Francisco Alejandro Ortiz-Ventura, a native and citizen of Peru, petitions for review of the Board of Immigration Appeals’ (“BIA”) order denying his motion to reopen. Our jurisdiction is governed by 8 U.S.C. § 1252. We review for abuse of discretion the denial of a motion to reopen, and review de novo questions of law. Iturribarria v. INS, 321 F.3d 889, 894 (9th Cir.2003). We deny in part and dismiss in part the petition for review.

The BIA did not abuse its discretion in denying Ortiz-Ventura’s motion to reopen as untimely because the motion was filed more than 23 months after the BIA’s March 31, 2005 order dismissing the underlying appeal, and Ortiz-Ventura failed to establish that an exception to the 90-day filing deadline applied.
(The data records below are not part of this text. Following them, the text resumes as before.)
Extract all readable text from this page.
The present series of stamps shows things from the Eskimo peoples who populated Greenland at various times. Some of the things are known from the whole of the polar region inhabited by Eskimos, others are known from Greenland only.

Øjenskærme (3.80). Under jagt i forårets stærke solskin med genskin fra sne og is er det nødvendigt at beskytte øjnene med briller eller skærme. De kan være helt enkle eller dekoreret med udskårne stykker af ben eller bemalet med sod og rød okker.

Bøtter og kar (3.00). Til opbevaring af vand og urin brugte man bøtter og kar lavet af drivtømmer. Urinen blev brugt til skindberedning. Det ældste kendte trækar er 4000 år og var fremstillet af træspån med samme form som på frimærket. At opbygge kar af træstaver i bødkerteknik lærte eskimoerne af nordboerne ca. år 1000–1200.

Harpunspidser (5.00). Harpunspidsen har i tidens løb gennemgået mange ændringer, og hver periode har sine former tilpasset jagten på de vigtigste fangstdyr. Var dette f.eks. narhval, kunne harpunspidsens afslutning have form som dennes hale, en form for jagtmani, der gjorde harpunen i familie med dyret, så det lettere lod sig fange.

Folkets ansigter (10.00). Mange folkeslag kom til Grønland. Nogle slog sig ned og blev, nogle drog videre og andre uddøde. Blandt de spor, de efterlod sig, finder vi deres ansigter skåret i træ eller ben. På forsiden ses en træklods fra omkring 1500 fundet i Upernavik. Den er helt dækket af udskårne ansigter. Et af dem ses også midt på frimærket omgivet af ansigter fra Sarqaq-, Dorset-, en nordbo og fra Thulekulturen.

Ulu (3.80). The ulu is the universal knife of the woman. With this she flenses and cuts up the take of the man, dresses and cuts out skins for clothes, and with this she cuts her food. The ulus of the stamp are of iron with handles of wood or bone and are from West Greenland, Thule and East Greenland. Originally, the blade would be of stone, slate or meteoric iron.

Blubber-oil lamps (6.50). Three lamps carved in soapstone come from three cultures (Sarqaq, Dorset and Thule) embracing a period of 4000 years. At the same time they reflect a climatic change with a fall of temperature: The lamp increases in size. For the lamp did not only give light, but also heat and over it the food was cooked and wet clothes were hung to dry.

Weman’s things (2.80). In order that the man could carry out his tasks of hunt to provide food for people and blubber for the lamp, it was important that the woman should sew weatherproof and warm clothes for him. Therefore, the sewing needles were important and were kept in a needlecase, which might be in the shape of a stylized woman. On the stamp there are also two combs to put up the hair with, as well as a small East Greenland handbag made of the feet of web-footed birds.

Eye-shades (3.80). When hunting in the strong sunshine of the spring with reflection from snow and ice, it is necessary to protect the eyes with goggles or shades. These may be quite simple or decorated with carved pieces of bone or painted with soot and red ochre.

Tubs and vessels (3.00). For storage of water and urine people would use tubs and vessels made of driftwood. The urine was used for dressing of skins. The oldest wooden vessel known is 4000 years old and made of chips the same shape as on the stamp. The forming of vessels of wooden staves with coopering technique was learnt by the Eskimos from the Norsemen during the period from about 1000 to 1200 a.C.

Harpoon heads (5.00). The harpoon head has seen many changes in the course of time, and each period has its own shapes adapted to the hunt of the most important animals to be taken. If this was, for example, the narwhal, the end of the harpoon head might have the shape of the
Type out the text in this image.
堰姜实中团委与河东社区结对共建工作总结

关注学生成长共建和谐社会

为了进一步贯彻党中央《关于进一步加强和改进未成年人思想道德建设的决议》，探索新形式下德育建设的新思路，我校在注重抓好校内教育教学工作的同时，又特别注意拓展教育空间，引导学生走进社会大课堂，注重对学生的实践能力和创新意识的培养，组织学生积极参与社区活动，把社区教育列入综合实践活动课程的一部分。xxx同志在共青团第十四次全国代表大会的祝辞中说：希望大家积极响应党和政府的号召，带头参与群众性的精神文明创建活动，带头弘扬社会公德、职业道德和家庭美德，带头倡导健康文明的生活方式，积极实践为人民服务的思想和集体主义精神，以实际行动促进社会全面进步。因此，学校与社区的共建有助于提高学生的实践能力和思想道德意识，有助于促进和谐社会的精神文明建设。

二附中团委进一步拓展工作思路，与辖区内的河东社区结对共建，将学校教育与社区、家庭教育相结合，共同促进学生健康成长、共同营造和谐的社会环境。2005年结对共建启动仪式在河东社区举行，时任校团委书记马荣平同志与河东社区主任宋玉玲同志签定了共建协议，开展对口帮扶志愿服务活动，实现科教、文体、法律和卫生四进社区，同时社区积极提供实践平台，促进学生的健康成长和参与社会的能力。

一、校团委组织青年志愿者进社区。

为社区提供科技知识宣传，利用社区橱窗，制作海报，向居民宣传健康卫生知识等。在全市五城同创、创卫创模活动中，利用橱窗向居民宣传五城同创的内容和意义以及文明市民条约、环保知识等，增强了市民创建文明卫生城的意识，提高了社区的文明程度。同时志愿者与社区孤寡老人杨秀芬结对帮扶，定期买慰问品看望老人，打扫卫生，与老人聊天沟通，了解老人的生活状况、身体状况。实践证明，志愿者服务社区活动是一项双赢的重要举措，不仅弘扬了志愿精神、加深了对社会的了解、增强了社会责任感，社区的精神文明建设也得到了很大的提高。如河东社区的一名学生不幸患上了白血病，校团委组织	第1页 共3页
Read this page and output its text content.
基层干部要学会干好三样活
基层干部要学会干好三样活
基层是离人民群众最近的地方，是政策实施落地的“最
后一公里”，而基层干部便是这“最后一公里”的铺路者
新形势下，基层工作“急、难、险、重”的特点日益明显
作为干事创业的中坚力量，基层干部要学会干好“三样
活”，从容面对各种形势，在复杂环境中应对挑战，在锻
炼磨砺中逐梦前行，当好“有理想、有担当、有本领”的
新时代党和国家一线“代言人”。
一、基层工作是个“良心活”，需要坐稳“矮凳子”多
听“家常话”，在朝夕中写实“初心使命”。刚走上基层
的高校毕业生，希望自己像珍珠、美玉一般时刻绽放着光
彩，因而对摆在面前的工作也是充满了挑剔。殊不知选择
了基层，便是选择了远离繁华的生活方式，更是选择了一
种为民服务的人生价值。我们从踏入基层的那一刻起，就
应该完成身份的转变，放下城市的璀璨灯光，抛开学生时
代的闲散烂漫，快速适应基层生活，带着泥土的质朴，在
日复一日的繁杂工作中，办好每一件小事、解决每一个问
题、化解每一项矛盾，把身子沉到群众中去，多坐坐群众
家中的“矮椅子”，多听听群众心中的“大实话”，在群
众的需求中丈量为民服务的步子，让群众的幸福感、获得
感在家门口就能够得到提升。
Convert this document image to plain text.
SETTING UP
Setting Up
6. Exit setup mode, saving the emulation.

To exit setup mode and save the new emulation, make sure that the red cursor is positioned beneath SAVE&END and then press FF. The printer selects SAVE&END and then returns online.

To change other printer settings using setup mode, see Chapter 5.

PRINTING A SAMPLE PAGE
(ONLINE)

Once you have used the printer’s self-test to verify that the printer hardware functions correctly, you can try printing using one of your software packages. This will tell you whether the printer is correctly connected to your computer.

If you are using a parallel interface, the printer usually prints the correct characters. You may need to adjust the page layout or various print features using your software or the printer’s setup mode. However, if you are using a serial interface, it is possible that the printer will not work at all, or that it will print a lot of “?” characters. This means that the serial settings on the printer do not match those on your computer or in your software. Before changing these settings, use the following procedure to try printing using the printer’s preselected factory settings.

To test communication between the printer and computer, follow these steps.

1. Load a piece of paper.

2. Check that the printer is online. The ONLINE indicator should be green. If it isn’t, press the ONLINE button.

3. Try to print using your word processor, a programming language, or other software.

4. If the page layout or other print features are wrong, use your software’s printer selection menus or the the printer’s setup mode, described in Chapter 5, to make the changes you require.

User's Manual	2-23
See 8 C.F.R. § 1003.2(c)(2) — (3); cf. Cardoso-Tlaseca v. Gonzales, 460 F.3d 1102, 1107 (9th Cir.2006) (8 C.F.R. § 1003.2(d) did not bar BIA from considering removed alien’s timely motion to reopen where vacated conviction was “key part” of removal proceeding); Wiedersperg v. INS, 896 F.2d 1179, 1181-82 (9th Cir.1990) (former 8 C.F.R. § 3.2 and 8 U.S.C. § 1105a(c) did not bar BIA from reopening where deported alien’s subsequently vacated conviction was the “sole ground” of deportation); Estrada-Rosales v. INS, 645 F.2d 819, 821 (9th Cir.1981) (former 8 C.F.R. § 3.2 and 8 U.S.C. § 1105a(c) did not bar BIA from reopening because deportation was not “legally executed” where IJ relied on invalid and subsequently vacated alien smuggling conviction that was “key part” of government’s case).

*236We lack jurisdiction to review the BIA’s decision not to exercise its sua sponte authority to reopen proceedings under 8 C.F.R. § 1003.2(a). See Ekimian v. INS, 303 F.3d 1153, 1159 (9th Cir.2002).

Ortiz-Ventura’s motion for an expedited decision is denied as moot.

PETITION FOR REVIEW DENIED in part; DISMISSED in part.

This disposition is not appropriate for publication and is not precedent except as provided by 9th Cir. R. 36-3.